As for why it’s taken so many forms and endured over so many centuries, I think that the great stories are those that speak beyond time and place and context, so are constantly rewritten, reinterpreted, explored and reworked by writers, musicians, artists from different cultures, backgrounds and ages for new audiences, new times.DISCUSSION QUESTIONSIn the prologue Kate gives glimpses several leading characters. But she doesn’t tell you who is who, which to sympathise with and which to condemn. What effect does this have on how you, as reader, begin the novel?
Also in the prologue, there are glimpses of the two time periods. Do you think it is important that, after the prologue, Kate starts the novel proper with 10 chapters set in the medieval past?
How did you feel when the action moved to contemporary France in chapter 11?
How quickly did you discover that some of the modern characters mirror or echo characters from the past? Which ones did you spot first? What were the clues?
Do you see Guilhem as an unhappy character, who never fully atones for his betrayal of Alaïs, or does he finally put things right?
Have you ever felt, like Alice, such an affinity with a place that you seem to know who must have previously lived there and the emotions they enjoyed or endured?
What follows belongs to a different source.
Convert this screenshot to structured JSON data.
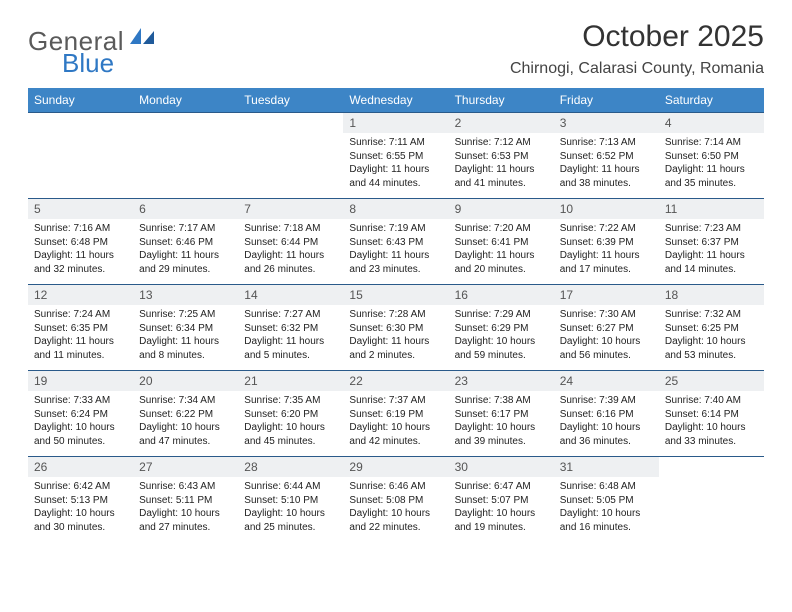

Some of Kate’s medieval characters are real, in the sense that people with those names lived and breathed in the circumstances Kate narrates 800 years ago. Did you notice anything different about the ‘real’ characters? (For example, Raymond-Roger Trencavel, Agnès de Montpellier, Simon de Montfort and others.) And have you visited our website to learn more about these people—www.mosselabyrinth.co.uk?
There are very few scenes of violence in Kate’s novel, but those few are extremely severe. Do you think they were ‘too much’, ‘not enough’ or ‘just right’?
Kate wanted to tell an adventure story in which active women shaped their own destinies. One journalist called her ‘Wilma Smith’! Is this aspect of the adventure important to your enjoyment of the novel?
Although the Labyrinth story and the trilogy of special books have a spiritual element, they exist alongside Catharism, Christianity, Judaism and Islam, not as part of any of these religions. How do you think Kate handles questions of faith?